J’étais seule hier soir au coin de mon foyer,
Regardant tristement la branche de noyer
Qui dans l’âtre, en fumant, lentement se consume…
Je rêvais… — j’en conviens, — c’est souvent ma coutume ;
Un peu de rêverie est parfois le seul bien
Du pauvre cœur brisé qui n’espère plus rien !…
Evoquant du passé les heures fortunées,
Je remontais le cours de mes jeunes années :
Par moment, je voyais le regard triste et doux
De ma mère disant la prière à genoux ;
Me faisant répéter, après elle à voix haute,
Le Pater et l’Ave que je savais sans faute.
Puis, la scène changeant au gré de mon esprit,
Je redisais les vers que mon père m’apprit
Pour fêter grand maman le jour de Sainte-Rose.
Réciter trente vers ce n’est pas peu de chose,

Surtout s’il faut y mettre et le geste et le ton !
Je restai huit grands jours sans savoir ma leçon.
Oh ! quels doux souvenirs rappelle cette fête !
Du salon, dès la veille, on faisait la toilette ;
Tous y mettaient des fleurs. Comme il était plaisant
De voir chacun passer apportant son présent,
D’un pas mystérieux et d’un air d’importance,
Tout joyeux d’un plaisir qu’il savourait d’avance !
Sur le grand guéridon s’étalaient les travaux
Que le soir nous devions ériger en cadeaux.
Tous étaient en émoi : Fanchette, la servante,
Préparait pour diner quelque crême savante,
Et ma mère, qui seule était dans le secret,
De l’office éloignait tout regard indiscret.
Sous prétexte d’aider notre bonne Thérèse,
L’un tirait un fauteuil ou traînait une chaise ;
Et tout en répétant tout bas le compliment,
Pour ne pas l’oublier quand viendrait le moment,
Nous parlions dans les coins en regardant la porte.

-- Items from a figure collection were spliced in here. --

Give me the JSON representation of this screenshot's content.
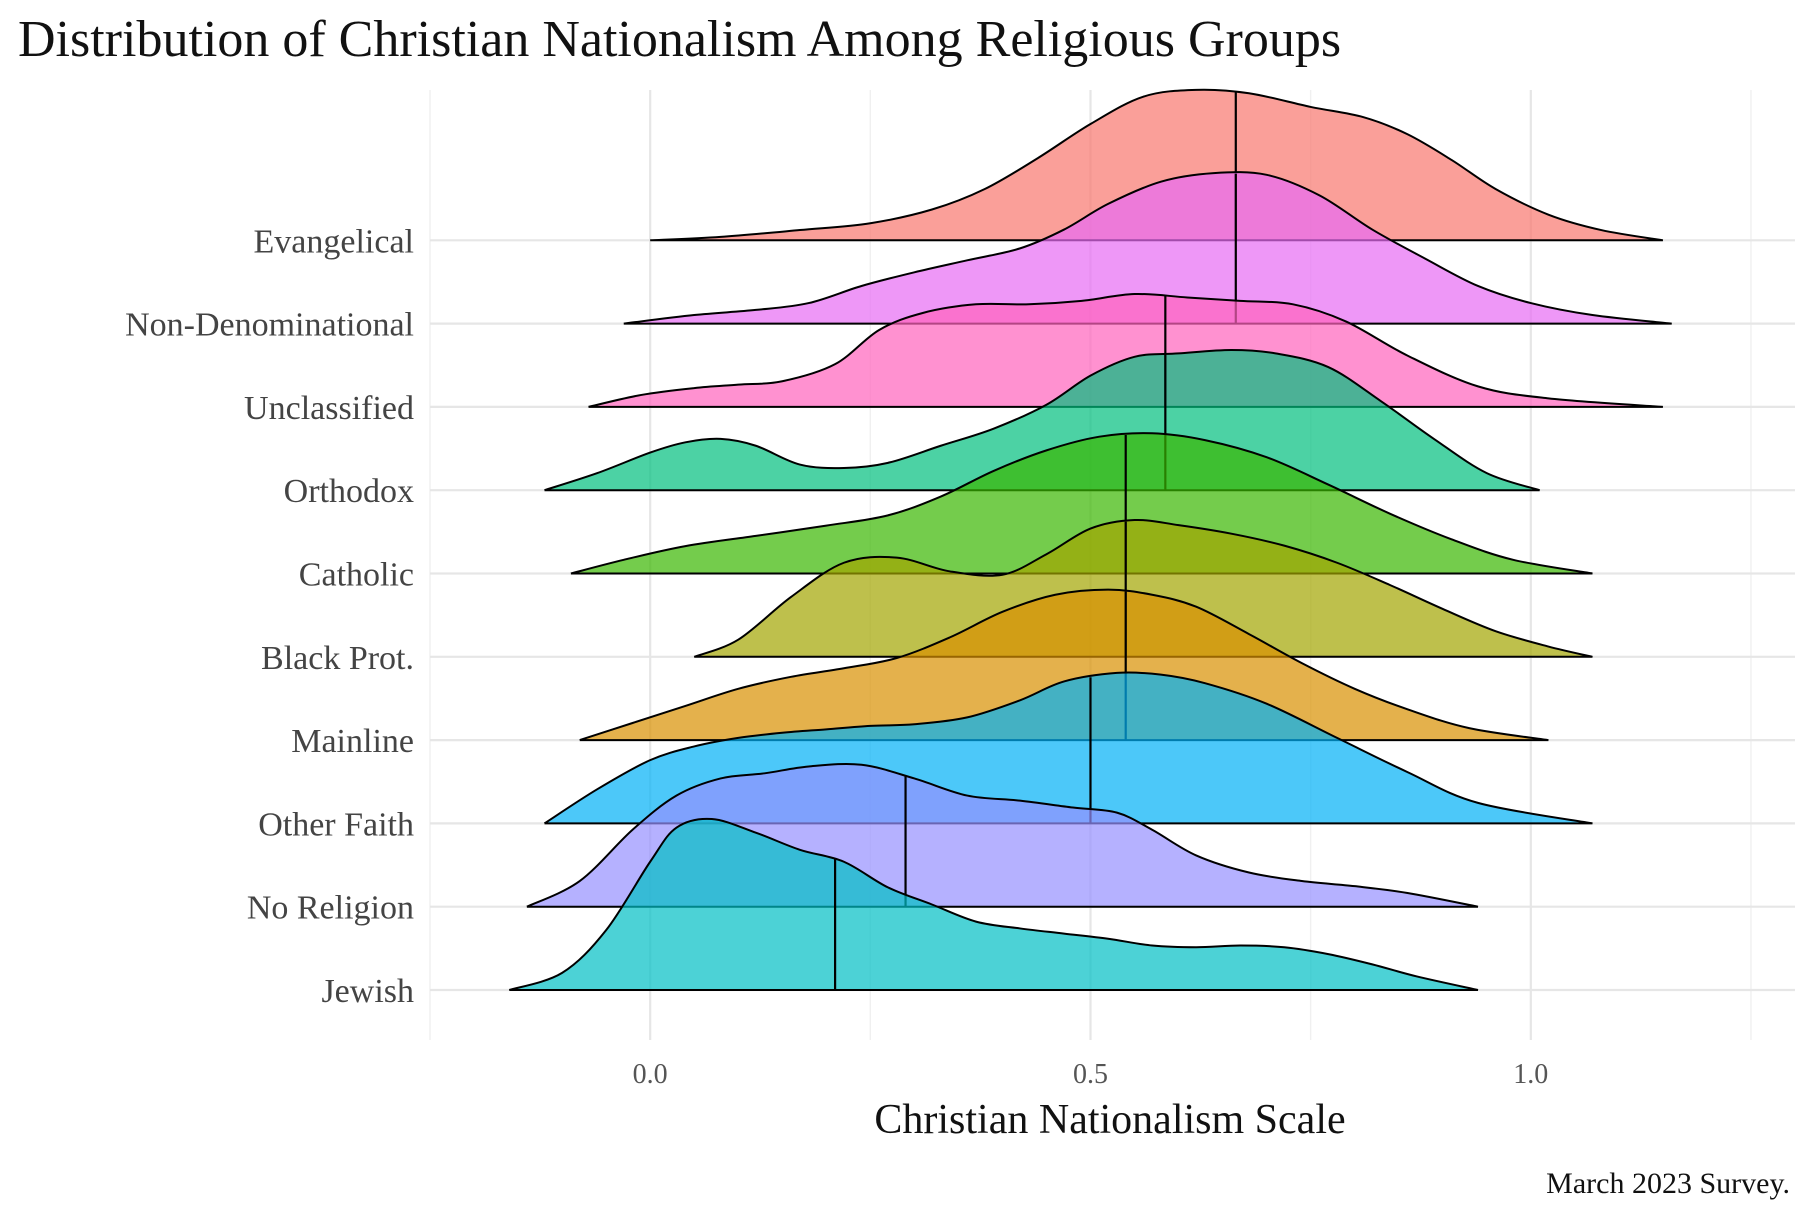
{
  "chart_data": {
    "type": "ridgeline",
    "title": "Distribution of Christian Nationalism Among Religious Groups",
    "xlabel": "Christian Nationalism Scale",
    "ylabel": "",
    "caption": "March 2023 Survey.",
    "xlim": [
      -0.25,
      1.3
    ],
    "x_ticks": [
      0.0,
      0.5,
      1.0
    ],
    "x_tick_labels": [
      "0.0",
      "0.5",
      "1.0"
    ],
    "grid": true,
    "legend": "none",
    "series": [
      {
        "name": "Jewish",
        "color": "#00BFC4",
        "median": 0.21,
        "density": [
          [
            -0.16,
            0
          ],
          [
            -0.1,
            0.1
          ],
          [
            -0.05,
            0.35
          ],
          [
            0.0,
            0.75
          ],
          [
            0.03,
            0.95
          ],
          [
            0.07,
            1.0
          ],
          [
            0.12,
            0.92
          ],
          [
            0.17,
            0.82
          ],
          [
            0.22,
            0.75
          ],
          [
            0.27,
            0.6
          ],
          [
            0.32,
            0.5
          ],
          [
            0.37,
            0.4
          ],
          [
            0.42,
            0.36
          ],
          [
            0.47,
            0.33
          ],
          [
            0.52,
            0.3
          ],
          [
            0.57,
            0.26
          ],
          [
            0.62,
            0.25
          ],
          [
            0.67,
            0.26
          ],
          [
            0.72,
            0.25
          ],
          [
            0.77,
            0.21
          ],
          [
            0.82,
            0.15
          ],
          [
            0.87,
            0.08
          ],
          [
            0.94,
            0.0
          ]
        ]
      },
      {
        "name": "No Religion",
        "color": "#9590FF",
        "median": 0.29,
        "density": [
          [
            -0.14,
            0
          ],
          [
            -0.08,
            0.15
          ],
          [
            -0.02,
            0.45
          ],
          [
            0.03,
            0.65
          ],
          [
            0.08,
            0.75
          ],
          [
            0.13,
            0.78
          ],
          [
            0.18,
            0.82
          ],
          [
            0.24,
            0.83
          ],
          [
            0.3,
            0.75
          ],
          [
            0.36,
            0.65
          ],
          [
            0.42,
            0.62
          ],
          [
            0.48,
            0.58
          ],
          [
            0.53,
            0.55
          ],
          [
            0.57,
            0.45
          ],
          [
            0.62,
            0.3
          ],
          [
            0.68,
            0.2
          ],
          [
            0.74,
            0.15
          ],
          [
            0.8,
            0.12
          ],
          [
            0.86,
            0.08
          ],
          [
            0.94,
            0.0
          ]
        ]
      },
      {
        "name": "Other Faith",
        "color": "#00B0F6",
        "median": 0.5,
        "density": [
          [
            -0.12,
            0
          ],
          [
            -0.06,
            0.2
          ],
          [
            0.0,
            0.37
          ],
          [
            0.05,
            0.45
          ],
          [
            0.1,
            0.5
          ],
          [
            0.15,
            0.53
          ],
          [
            0.2,
            0.55
          ],
          [
            0.25,
            0.57
          ],
          [
            0.3,
            0.58
          ],
          [
            0.36,
            0.62
          ],
          [
            0.42,
            0.72
          ],
          [
            0.47,
            0.83
          ],
          [
            0.53,
            0.88
          ],
          [
            0.58,
            0.87
          ],
          [
            0.63,
            0.82
          ],
          [
            0.7,
            0.7
          ],
          [
            0.78,
            0.5
          ],
          [
            0.86,
            0.3
          ],
          [
            0.94,
            0.12
          ],
          [
            1.07,
            0.0
          ]
        ]
      },
      {
        "name": "Mainline",
        "color": "#D89000",
        "median": 0.54,
        "density": [
          [
            -0.08,
            0
          ],
          [
            -0.02,
            0.1
          ],
          [
            0.04,
            0.2
          ],
          [
            0.1,
            0.3
          ],
          [
            0.16,
            0.37
          ],
          [
            0.22,
            0.42
          ],
          [
            0.28,
            0.48
          ],
          [
            0.34,
            0.6
          ],
          [
            0.4,
            0.75
          ],
          [
            0.46,
            0.85
          ],
          [
            0.52,
            0.88
          ],
          [
            0.57,
            0.85
          ],
          [
            0.62,
            0.78
          ],
          [
            0.68,
            0.62
          ],
          [
            0.74,
            0.45
          ],
          [
            0.8,
            0.3
          ],
          [
            0.86,
            0.18
          ],
          [
            0.93,
            0.07
          ],
          [
            1.02,
            0.0
          ]
        ]
      },
      {
        "name": "Black Prot.",
        "color": "#A3A500",
        "median": 0.54,
        "density": [
          [
            0.05,
            0
          ],
          [
            0.1,
            0.1
          ],
          [
            0.16,
            0.35
          ],
          [
            0.22,
            0.55
          ],
          [
            0.28,
            0.58
          ],
          [
            0.34,
            0.5
          ],
          [
            0.4,
            0.48
          ],
          [
            0.45,
            0.6
          ],
          [
            0.5,
            0.75
          ],
          [
            0.55,
            0.8
          ],
          [
            0.6,
            0.77
          ],
          [
            0.66,
            0.72
          ],
          [
            0.72,
            0.65
          ],
          [
            0.78,
            0.55
          ],
          [
            0.84,
            0.42
          ],
          [
            0.9,
            0.28
          ],
          [
            0.96,
            0.15
          ],
          [
            1.02,
            0.06
          ],
          [
            1.07,
            0.0
          ]
        ]
      },
      {
        "name": "Catholic",
        "color": "#39B600",
        "median": 0.54,
        "density": [
          [
            -0.09,
            0
          ],
          [
            -0.03,
            0.08
          ],
          [
            0.04,
            0.16
          ],
          [
            0.12,
            0.22
          ],
          [
            0.2,
            0.28
          ],
          [
            0.27,
            0.34
          ],
          [
            0.33,
            0.45
          ],
          [
            0.39,
            0.6
          ],
          [
            0.45,
            0.72
          ],
          [
            0.51,
            0.8
          ],
          [
            0.57,
            0.82
          ],
          [
            0.63,
            0.78
          ],
          [
            0.7,
            0.68
          ],
          [
            0.77,
            0.52
          ],
          [
            0.84,
            0.35
          ],
          [
            0.91,
            0.2
          ],
          [
            0.98,
            0.08
          ],
          [
            1.07,
            0.0
          ]
        ]
      },
      {
        "name": "Orthodox",
        "color": "#00BF7D",
        "median": 0.585,
        "density": [
          [
            -0.12,
            0
          ],
          [
            -0.06,
            0.1
          ],
          [
            0.0,
            0.22
          ],
          [
            0.04,
            0.28
          ],
          [
            0.08,
            0.3
          ],
          [
            0.12,
            0.26
          ],
          [
            0.17,
            0.15
          ],
          [
            0.22,
            0.13
          ],
          [
            0.27,
            0.16
          ],
          [
            0.33,
            0.26
          ],
          [
            0.39,
            0.36
          ],
          [
            0.45,
            0.5
          ],
          [
            0.5,
            0.67
          ],
          [
            0.55,
            0.78
          ],
          [
            0.6,
            0.8
          ],
          [
            0.66,
            0.82
          ],
          [
            0.71,
            0.8
          ],
          [
            0.77,
            0.72
          ],
          [
            0.83,
            0.52
          ],
          [
            0.89,
            0.3
          ],
          [
            0.95,
            0.1
          ],
          [
            1.01,
            0.0
          ]
        ]
      },
      {
        "name": "Unclassified",
        "color": "#FF62BC",
        "median": 0.585,
        "density": [
          [
            -0.07,
            0
          ],
          [
            -0.01,
            0.07
          ],
          [
            0.05,
            0.11
          ],
          [
            0.1,
            0.13
          ],
          [
            0.15,
            0.15
          ],
          [
            0.21,
            0.25
          ],
          [
            0.26,
            0.45
          ],
          [
            0.31,
            0.55
          ],
          [
            0.37,
            0.6
          ],
          [
            0.43,
            0.6
          ],
          [
            0.49,
            0.62
          ],
          [
            0.55,
            0.66
          ],
          [
            0.61,
            0.64
          ],
          [
            0.67,
            0.62
          ],
          [
            0.73,
            0.6
          ],
          [
            0.79,
            0.5
          ],
          [
            0.86,
            0.3
          ],
          [
            0.94,
            0.12
          ],
          [
            1.02,
            0.05
          ],
          [
            1.15,
            0.0
          ]
        ]
      },
      {
        "name": "Non-Denominational",
        "color": "#E76BF3",
        "median": 0.665,
        "density": [
          [
            -0.03,
            0
          ],
          [
            0.05,
            0.05
          ],
          [
            0.12,
            0.08
          ],
          [
            0.18,
            0.12
          ],
          [
            0.24,
            0.22
          ],
          [
            0.3,
            0.3
          ],
          [
            0.36,
            0.37
          ],
          [
            0.42,
            0.44
          ],
          [
            0.47,
            0.55
          ],
          [
            0.52,
            0.7
          ],
          [
            0.58,
            0.83
          ],
          [
            0.64,
            0.88
          ],
          [
            0.7,
            0.87
          ],
          [
            0.76,
            0.75
          ],
          [
            0.82,
            0.55
          ],
          [
            0.88,
            0.38
          ],
          [
            0.94,
            0.22
          ],
          [
            1.0,
            0.12
          ],
          [
            1.07,
            0.05
          ],
          [
            1.16,
            0.0
          ]
        ]
      },
      {
        "name": "Evangelical",
        "color": "#F8766D",
        "median": 0.665,
        "density": [
          [
            0.0,
            0
          ],
          [
            0.08,
            0.02
          ],
          [
            0.17,
            0.06
          ],
          [
            0.25,
            0.1
          ],
          [
            0.32,
            0.18
          ],
          [
            0.38,
            0.3
          ],
          [
            0.44,
            0.48
          ],
          [
            0.5,
            0.68
          ],
          [
            0.56,
            0.84
          ],
          [
            0.62,
            0.88
          ],
          [
            0.68,
            0.86
          ],
          [
            0.75,
            0.78
          ],
          [
            0.81,
            0.72
          ],
          [
            0.86,
            0.62
          ],
          [
            0.91,
            0.47
          ],
          [
            0.96,
            0.3
          ],
          [
            1.02,
            0.15
          ],
          [
            1.08,
            0.06
          ],
          [
            1.15,
            0.0
          ]
        ]
      }
    ]
  }
}
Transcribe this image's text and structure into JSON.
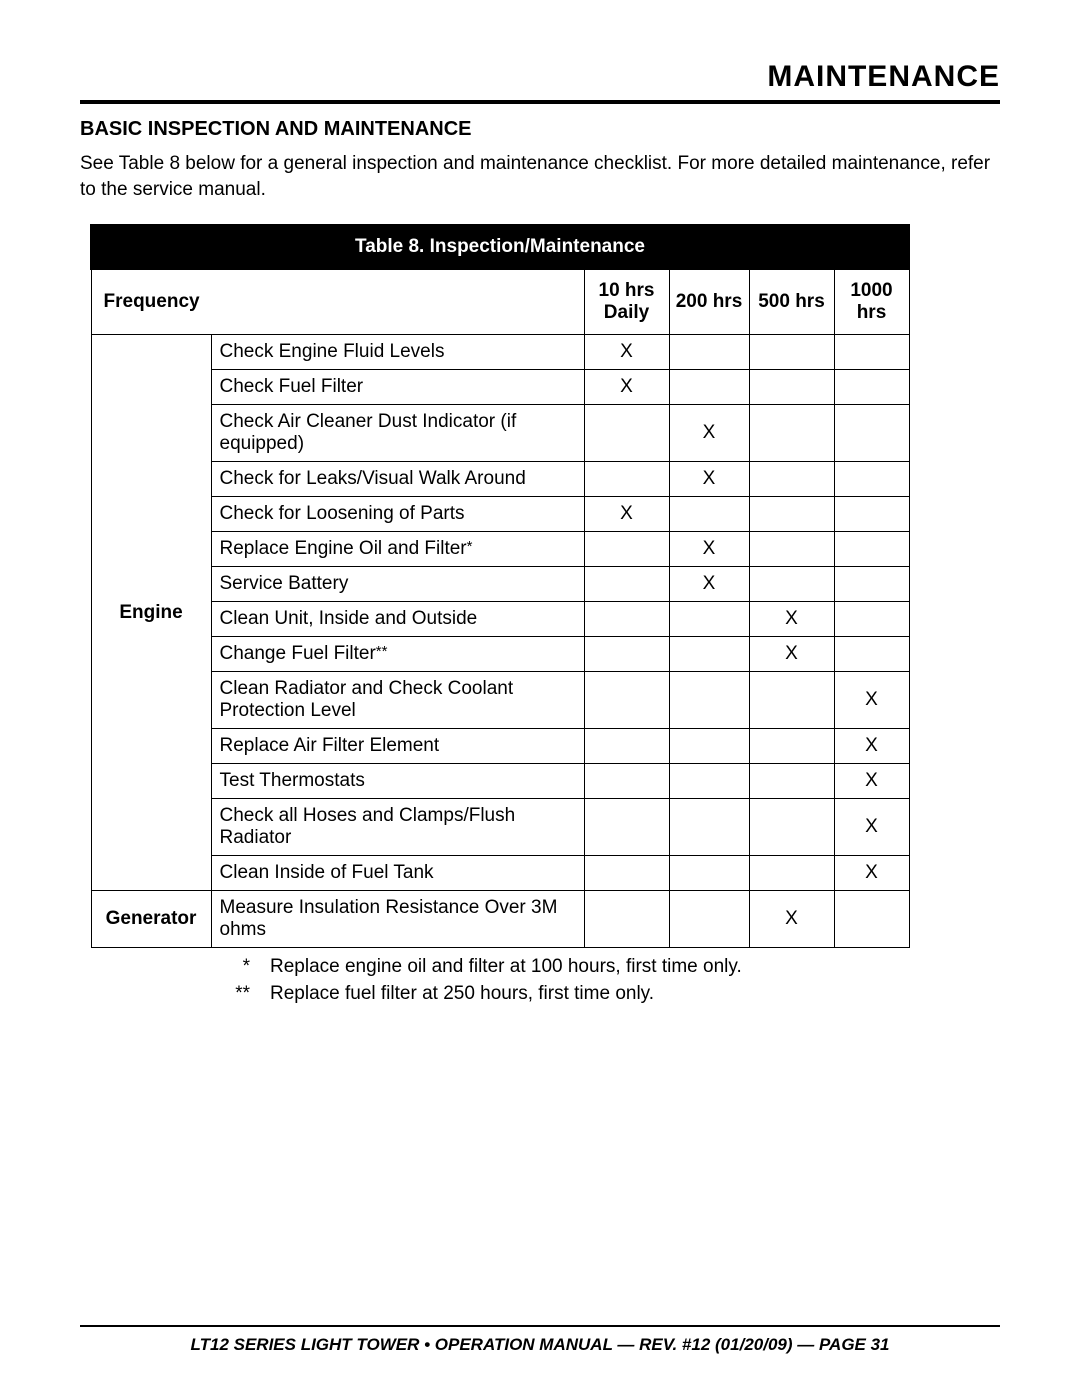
{
  "page": {
    "section_title": "MAINTENANCE",
    "subheading": "BASIC INSPECTION AND MAINTENANCE",
    "intro": "See Table 8 below for a general inspection and maintenance checklist. For more detailed maintenance, refer to the service manual.",
    "footer": "LT12 SERIES LIGHT TOWER • OPERATION MANUAL — REV. #12 (01/20/09) — PAGE 31"
  },
  "table": {
    "title": "Table 8.  Inspection/Maintenance",
    "frequency_label": "Frequency",
    "columns": [
      "10 hrs Daily",
      "200 hrs",
      "500 hrs",
      "1000 hrs"
    ],
    "categories": [
      {
        "name": "Engine",
        "rows": [
          {
            "item": "Check Engine Fluid Levels",
            "marks": [
              "X",
              "",
              "",
              ""
            ]
          },
          {
            "item": "Check Fuel Filter",
            "marks": [
              "X",
              "",
              "",
              ""
            ]
          },
          {
            "item": "Check Air Cleaner Dust Indicator (if equipped)",
            "marks": [
              "",
              "X",
              "",
              ""
            ]
          },
          {
            "item": "Check for Leaks/Visual Walk Around",
            "marks": [
              "",
              "X",
              "",
              ""
            ]
          },
          {
            "item": "Check for Loosening of Parts",
            "marks": [
              "X",
              "",
              "",
              ""
            ]
          },
          {
            "item": "Replace Engine Oil and Filter",
            "suffix": "*",
            "marks": [
              "",
              "X",
              "",
              ""
            ]
          },
          {
            "item": "Service Battery",
            "marks": [
              "",
              "X",
              "",
              ""
            ]
          },
          {
            "item": "Clean Unit, Inside and Outside",
            "marks": [
              "",
              "",
              "X",
              ""
            ]
          },
          {
            "item": "Change Fuel Filter",
            "suffix": "**",
            "marks": [
              "",
              "",
              "X",
              ""
            ]
          },
          {
            "item": "Clean Radiator and Check Coolant Protection Level",
            "marks": [
              "",
              "",
              "",
              "X"
            ]
          },
          {
            "item": "Replace Air Filter Element",
            "marks": [
              "",
              "",
              "",
              "X"
            ]
          },
          {
            "item": "Test Thermostats",
            "marks": [
              "",
              "",
              "",
              "X"
            ]
          },
          {
            "item": "Check all Hoses and Clamps/Flush Radiator",
            "marks": [
              "",
              "",
              "",
              "X"
            ]
          },
          {
            "item": "Clean Inside of Fuel Tank",
            "marks": [
              "",
              "",
              "",
              "X"
            ]
          }
        ]
      },
      {
        "name": "Generator",
        "rows": [
          {
            "item": "Measure Insulation Resistance Over 3M ohms",
            "marks": [
              "",
              "",
              "X",
              ""
            ]
          }
        ]
      }
    ],
    "footnotes": [
      {
        "symbol": "*",
        "text": "Replace engine oil and ﬁlter at 100 hours, ﬁrst time only."
      },
      {
        "symbol": "**",
        "text": "Replace fuel ﬁlter at 250 hours, ﬁrst time only."
      }
    ]
  },
  "style": {
    "colors": {
      "text": "#000000",
      "bg": "#ffffff",
      "table_header_bg": "#000000",
      "table_header_fg": "#ffffff",
      "border": "#000000"
    },
    "fonts": {
      "title_size_pt": 22,
      "body_size_pt": 14,
      "footer_size_pt": 12
    }
  }
}
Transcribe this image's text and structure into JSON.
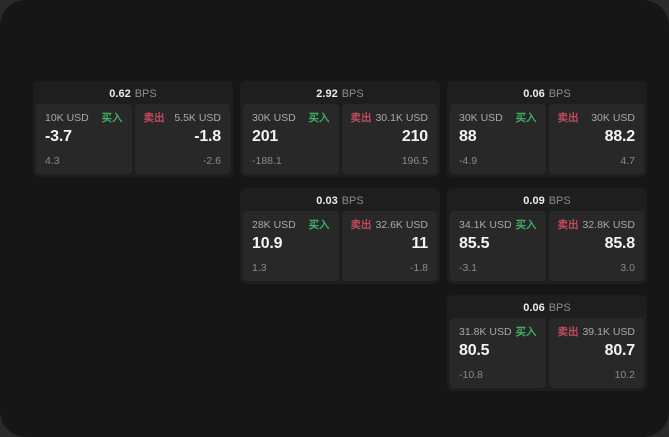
{
  "labels": {
    "bps": "BPS",
    "buy": "买入",
    "sell": "卖出"
  },
  "colors": {
    "buy_accent": "#3fae63",
    "sell_accent": "#c04b5c",
    "panel_bg": "#282828",
    "card_bg": "#1e1e1e",
    "screen_bg": "#161616"
  },
  "cards": [
    {
      "bps": "0.62",
      "buy_size": "10K USD",
      "buy_value": "-3.7",
      "buy_sub": "4.3",
      "sell_size": "5.5K USD",
      "sell_value": "-1.8",
      "sell_sub": "-2.6"
    },
    {
      "bps": "2.92",
      "buy_size": "30K USD",
      "buy_value": "201",
      "buy_sub": "-188.1",
      "sell_size": "30.1K USD",
      "sell_value": "210",
      "sell_sub": "196.5"
    },
    {
      "bps": "0.06",
      "buy_size": "30K USD",
      "buy_value": "88",
      "buy_sub": "-4.9",
      "sell_size": "30K USD",
      "sell_value": "88.2",
      "sell_sub": "4.7"
    },
    {
      "bps": "0.03",
      "buy_size": "28K USD",
      "buy_value": "10.9",
      "buy_sub": "1.3",
      "sell_size": "32.6K USD",
      "sell_value": "11",
      "sell_sub": "-1.8"
    },
    {
      "bps": "0.09",
      "buy_size": "34.1K USD",
      "buy_value": "85.5",
      "buy_sub": "-3.1",
      "sell_size": "32.8K USD",
      "sell_value": "85.8",
      "sell_sub": "3.0"
    },
    {
      "bps": "0.06",
      "buy_size": "31.8K USD",
      "buy_value": "80.5",
      "buy_sub": "-10.8",
      "sell_size": "39.1K USD",
      "sell_value": "80.7",
      "sell_sub": "10.2"
    }
  ]
}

« Ah ! pourvu, disait Jean, que grand’mère ne sorte
« Pas encor tout-à-fait de sa chambre ! » — Voilà
Quelle crainte on avait dans cet heureux temps-là ! —
Puis au repas du soir, ce jour-là, notre aïeule
Souriante, au dessert entonnait toute seule,
Une vieille chanson qui parlait d’autrefois…
Et tous applaudissaient à sa tremblante voix !
— Vibre encor, ô mon cœur, au souvenir des heures
Que jadis tu passais avec ceux que tu pleures !

Evoque pour toi seul dans ce lointain béni
Un bonheur qu’à dix ans je croyais infini !
Ah laisse-toi bercer doucement par ton rêve…
Trop tôt dans la douleur il faudra qu’il s’achève,
Pour ne pas savourer un instant le plaisir
De vivre d’un passé qui n’a plus d’avenir !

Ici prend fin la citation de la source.